Your LLM reads your entire tool list on every call. That's 50-150 tokens per tool, before it thinks a single thought. mcp-flowgate replaces the whole list with seven fixed tools — and adds governance you declare in YAML.
version: "1.0.0"
connections:
github:
transport: stdio
command: github-mcp-server
proxy:
import:
- connection: github # import all tools
expose:
- name: deploy.prod
executor: { kind: human } # LLM can't fire this Every MCP tool you register lands in the model's system prompt. Ten tools? Fine. Fifty? You're spending 5,000+ tokens per call just to describe what's available.
It gets worse. The model has to reason about every tool to pick the right one. More tools means more output tokens spent choosing, more wrong choices, more retries. A model staring at 50 tools and picking the wrong one wastes a full round trip.
And none of it comes with audit, retries, approval gates, or governance. You get a flat list and a prayer.

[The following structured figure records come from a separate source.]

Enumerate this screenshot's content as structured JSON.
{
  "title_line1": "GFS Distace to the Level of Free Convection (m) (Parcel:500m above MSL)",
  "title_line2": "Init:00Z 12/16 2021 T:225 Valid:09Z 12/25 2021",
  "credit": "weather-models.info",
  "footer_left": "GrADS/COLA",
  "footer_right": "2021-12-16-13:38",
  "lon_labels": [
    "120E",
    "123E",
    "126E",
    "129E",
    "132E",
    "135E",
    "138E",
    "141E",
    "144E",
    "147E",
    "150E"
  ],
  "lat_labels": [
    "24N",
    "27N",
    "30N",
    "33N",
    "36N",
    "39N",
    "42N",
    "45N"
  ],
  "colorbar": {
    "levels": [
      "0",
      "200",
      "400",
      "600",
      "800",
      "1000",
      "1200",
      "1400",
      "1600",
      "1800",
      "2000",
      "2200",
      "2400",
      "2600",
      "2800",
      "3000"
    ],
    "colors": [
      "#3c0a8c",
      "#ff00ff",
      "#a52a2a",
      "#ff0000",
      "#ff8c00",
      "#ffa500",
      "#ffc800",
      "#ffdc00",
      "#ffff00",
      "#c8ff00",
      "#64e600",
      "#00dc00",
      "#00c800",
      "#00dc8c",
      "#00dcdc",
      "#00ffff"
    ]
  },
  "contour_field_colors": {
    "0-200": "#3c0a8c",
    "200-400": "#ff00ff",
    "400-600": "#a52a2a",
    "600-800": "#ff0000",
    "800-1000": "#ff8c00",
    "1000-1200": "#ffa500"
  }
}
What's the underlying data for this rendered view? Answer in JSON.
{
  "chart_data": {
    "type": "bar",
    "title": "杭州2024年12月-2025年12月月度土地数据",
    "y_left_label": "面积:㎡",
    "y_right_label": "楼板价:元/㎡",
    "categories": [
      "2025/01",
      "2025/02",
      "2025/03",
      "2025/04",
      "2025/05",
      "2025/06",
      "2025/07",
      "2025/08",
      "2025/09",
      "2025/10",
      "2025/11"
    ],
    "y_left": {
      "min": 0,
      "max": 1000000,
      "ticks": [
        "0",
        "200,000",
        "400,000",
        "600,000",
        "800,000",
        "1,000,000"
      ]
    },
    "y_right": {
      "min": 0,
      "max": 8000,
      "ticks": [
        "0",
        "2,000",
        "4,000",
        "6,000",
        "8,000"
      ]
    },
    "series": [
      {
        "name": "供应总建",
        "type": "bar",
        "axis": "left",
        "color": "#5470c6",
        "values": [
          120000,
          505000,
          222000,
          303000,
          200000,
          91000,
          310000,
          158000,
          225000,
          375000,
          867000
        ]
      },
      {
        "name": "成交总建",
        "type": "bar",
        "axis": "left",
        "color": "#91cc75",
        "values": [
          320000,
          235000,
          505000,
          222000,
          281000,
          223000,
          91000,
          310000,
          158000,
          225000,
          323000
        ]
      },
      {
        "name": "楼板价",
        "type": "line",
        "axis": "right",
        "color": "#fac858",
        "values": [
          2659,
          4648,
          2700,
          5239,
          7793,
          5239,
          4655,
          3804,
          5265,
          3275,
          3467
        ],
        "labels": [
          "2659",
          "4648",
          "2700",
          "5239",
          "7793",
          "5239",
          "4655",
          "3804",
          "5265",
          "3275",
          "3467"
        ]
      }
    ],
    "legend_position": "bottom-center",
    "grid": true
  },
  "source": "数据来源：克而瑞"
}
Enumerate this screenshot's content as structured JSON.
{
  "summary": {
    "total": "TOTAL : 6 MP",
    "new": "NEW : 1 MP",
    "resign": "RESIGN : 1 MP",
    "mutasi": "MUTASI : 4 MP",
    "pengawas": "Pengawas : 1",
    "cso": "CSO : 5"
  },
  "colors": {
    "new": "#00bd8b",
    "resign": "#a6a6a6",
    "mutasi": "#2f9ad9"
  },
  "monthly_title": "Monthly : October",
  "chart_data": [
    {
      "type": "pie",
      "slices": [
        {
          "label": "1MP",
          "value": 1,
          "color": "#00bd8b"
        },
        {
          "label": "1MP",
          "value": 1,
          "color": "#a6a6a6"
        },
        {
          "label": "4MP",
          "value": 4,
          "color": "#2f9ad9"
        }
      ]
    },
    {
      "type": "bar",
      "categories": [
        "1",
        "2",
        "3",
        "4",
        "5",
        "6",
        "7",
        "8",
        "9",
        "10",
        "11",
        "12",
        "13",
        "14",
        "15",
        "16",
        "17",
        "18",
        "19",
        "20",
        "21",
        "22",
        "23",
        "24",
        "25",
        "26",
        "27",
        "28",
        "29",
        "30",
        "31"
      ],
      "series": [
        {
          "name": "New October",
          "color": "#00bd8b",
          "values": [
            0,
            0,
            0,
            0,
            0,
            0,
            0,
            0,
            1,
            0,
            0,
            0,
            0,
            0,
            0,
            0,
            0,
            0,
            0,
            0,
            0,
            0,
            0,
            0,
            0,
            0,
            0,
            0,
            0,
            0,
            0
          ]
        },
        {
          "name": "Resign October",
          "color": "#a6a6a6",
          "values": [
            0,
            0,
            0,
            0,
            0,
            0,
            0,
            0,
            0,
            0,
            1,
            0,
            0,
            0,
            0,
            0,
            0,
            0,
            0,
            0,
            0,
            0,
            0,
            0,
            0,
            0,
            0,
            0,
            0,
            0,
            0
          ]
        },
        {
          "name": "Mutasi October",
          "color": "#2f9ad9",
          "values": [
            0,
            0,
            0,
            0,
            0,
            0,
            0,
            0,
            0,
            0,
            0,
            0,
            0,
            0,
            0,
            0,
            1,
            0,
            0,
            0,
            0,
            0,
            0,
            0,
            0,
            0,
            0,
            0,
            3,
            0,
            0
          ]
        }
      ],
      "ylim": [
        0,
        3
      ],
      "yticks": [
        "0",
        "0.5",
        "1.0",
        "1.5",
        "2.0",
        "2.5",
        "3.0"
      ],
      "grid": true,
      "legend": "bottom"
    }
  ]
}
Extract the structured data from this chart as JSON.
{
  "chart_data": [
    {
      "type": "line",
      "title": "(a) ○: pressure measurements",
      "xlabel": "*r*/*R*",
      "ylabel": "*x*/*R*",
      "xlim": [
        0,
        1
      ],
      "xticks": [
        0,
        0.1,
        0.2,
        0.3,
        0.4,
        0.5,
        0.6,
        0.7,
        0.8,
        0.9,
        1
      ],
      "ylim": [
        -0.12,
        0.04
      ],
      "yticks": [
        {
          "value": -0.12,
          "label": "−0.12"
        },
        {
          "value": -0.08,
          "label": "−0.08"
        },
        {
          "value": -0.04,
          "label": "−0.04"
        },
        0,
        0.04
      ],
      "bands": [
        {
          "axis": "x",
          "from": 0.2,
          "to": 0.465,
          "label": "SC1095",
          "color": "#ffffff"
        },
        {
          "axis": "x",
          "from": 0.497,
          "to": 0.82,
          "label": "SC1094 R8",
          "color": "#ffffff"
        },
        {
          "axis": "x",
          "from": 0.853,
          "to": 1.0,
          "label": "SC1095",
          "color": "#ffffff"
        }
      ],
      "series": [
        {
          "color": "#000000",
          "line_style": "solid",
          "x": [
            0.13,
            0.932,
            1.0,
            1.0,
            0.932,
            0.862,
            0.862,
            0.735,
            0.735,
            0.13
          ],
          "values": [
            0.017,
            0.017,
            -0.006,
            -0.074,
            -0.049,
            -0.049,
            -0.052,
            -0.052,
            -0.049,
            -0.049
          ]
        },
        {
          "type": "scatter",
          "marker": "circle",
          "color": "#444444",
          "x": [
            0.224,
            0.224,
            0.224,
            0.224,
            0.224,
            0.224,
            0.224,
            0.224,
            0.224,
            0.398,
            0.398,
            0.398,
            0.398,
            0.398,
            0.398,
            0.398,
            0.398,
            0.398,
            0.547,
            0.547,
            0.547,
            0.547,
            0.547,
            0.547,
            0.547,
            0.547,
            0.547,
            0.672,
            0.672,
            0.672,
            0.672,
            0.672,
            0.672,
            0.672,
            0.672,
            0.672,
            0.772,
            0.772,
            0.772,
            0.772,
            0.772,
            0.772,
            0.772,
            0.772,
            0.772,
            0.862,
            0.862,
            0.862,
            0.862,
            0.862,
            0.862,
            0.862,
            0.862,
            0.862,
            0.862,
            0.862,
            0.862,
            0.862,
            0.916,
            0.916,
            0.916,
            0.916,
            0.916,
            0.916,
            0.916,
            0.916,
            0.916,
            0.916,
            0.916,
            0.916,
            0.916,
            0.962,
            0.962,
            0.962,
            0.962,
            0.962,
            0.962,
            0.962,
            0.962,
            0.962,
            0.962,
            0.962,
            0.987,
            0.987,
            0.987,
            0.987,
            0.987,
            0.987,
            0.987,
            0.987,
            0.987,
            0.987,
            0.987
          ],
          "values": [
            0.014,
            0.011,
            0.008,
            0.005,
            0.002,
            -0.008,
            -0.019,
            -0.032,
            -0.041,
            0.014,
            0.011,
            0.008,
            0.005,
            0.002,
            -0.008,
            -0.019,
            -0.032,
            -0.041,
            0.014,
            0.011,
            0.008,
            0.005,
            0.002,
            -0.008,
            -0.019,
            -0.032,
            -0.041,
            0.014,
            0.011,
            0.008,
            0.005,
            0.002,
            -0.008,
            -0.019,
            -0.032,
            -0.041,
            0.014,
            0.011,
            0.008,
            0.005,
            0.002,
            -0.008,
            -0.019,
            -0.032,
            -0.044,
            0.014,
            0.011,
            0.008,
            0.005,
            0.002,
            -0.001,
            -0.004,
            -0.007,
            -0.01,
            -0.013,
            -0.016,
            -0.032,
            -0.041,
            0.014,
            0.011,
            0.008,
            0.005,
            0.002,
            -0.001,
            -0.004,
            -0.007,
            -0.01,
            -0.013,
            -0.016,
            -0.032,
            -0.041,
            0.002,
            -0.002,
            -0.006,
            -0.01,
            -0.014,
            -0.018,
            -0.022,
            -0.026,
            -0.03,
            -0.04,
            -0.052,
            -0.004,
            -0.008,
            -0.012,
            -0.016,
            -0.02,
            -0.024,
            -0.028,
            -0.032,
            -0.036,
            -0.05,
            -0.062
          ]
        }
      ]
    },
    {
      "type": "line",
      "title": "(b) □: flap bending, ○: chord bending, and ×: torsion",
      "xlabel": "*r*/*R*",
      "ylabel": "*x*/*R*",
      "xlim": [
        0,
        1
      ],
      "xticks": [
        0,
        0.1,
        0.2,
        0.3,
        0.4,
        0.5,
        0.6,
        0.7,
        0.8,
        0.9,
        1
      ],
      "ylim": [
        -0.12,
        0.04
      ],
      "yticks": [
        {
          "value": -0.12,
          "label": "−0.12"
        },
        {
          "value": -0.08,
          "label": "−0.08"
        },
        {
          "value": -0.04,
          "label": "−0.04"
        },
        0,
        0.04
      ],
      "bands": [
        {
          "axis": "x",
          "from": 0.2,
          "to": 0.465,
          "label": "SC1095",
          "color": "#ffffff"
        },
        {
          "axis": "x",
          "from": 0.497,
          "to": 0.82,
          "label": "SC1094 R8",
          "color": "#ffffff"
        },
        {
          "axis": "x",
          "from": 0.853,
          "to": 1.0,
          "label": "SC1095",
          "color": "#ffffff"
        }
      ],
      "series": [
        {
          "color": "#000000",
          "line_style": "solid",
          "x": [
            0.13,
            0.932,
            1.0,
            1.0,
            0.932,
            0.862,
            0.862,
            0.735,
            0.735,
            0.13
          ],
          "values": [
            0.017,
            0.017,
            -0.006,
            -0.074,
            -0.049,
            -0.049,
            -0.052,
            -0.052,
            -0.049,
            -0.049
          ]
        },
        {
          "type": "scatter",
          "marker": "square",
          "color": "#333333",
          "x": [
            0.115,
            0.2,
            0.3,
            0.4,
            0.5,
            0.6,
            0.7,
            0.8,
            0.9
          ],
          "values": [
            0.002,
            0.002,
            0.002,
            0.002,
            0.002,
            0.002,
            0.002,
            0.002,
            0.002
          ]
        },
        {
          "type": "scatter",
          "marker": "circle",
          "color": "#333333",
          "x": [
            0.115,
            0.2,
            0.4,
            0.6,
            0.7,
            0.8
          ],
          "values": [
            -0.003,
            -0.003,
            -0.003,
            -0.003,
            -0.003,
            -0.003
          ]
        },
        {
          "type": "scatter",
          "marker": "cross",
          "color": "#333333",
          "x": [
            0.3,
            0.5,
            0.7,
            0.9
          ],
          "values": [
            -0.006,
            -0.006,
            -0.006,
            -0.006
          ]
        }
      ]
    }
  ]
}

mcp-flowgate exposes exactly seven MCP tools regardless of how many capabilities you wire in. The model's tool list never grows.
gateway.home Browse the full catalog gateway.search Find capabilities by keyword gateway.describe Get full schema on demand workflow.start Begin a governed workflow workflow.get Check current state workflow.submit Execute a transition workflow.explain Inspect guards and rules Your 50 capabilities surface through search results and response links — loaded one at a time, only when relevant. This pattern has a name: HATEOAS.
Every guardrail is YAML. No glue code, no per-tool wrappers, no host-specific routing.
Define inputSchema on any capability. Bad input
never reaches your executor.
permission, role, expr,
evidence — compose them with allOf,
anyOf, not.
Tag a transition actor: "human" and the runtime
rejects LLM attempts with ACTOR_MISMATCH. Not a hint — a hard gate.
Tag steps actor: "deterministic". The runtime
chains through them automatically. Zero LLM round trips
for computable work.
Every action emits a structured JSON event. Route to file, stdout, or your observability stack.
Timeout, retry with exponential backoff, fallback executors. Declare it in YAML, not code.
MCP servers, shell commands, REST APIs. Import existing tools
with proxy.import — no rewriting.
Send SIGHUP to reload config without restarting. In-flight workflows continue uninterrupted.
Claims deserve evidence. Here's the actual wire format from the
content-publish workflow.
1. The model searches — not scans
→ gateway.search { "query": "publish content" }
← { "items": [{
"id": "workflow:content_publish",
"title": "Governed content publishing"
}] } One hit. Not 50 tool definitions.
2. Start the workflow — get a prefilled link back
→ workflow.start {
"definitionId": "content_publish",
"input": { "topic": "Q2 launch" }
}
← { "state": "idea",
"links": [{
"rel": "create_outline",
"method": "workflow.submit",
"args": { /* prefilled */ }
}] } The model doesn't guess the next step. It follows the link.
3. Governance stops the model cold
← { "state": "awaiting_approval",
"links": [{
"rel": "approve",
"actor": "human"
}] }
No agent link exists. If the model tries anyway: ACTOR_MISMATCH.
The only way forward is a human.
Linting, testing, building artifacts — these are computable. Tag them
actor: "deterministic" and the runtime chains through
them automatically.
states:
lint:
transitions:
run_lint:
target: test
actor: deterministic
executor: { kind: cli, command: lint-check }
test:
transitions:
run_tests:
target: build
actor: deterministic
build:
transitions:
build_artifact:
target: ready_to_deploy
actor: deterministic
ready_to_deploy:
goal: Confirm deployment
transitions:
deploy:
target: deployed
actor: agent # chain stops here
The model calls workflow.start. The runtime chains
lint, test, build automatically. Three executor calls,
zero LLM round trips. The response arrives at
ready_to_deploy with a chain trace
and guidance for the decision ahead.
One YAML file. Seven tools. Full governance. Free and open source.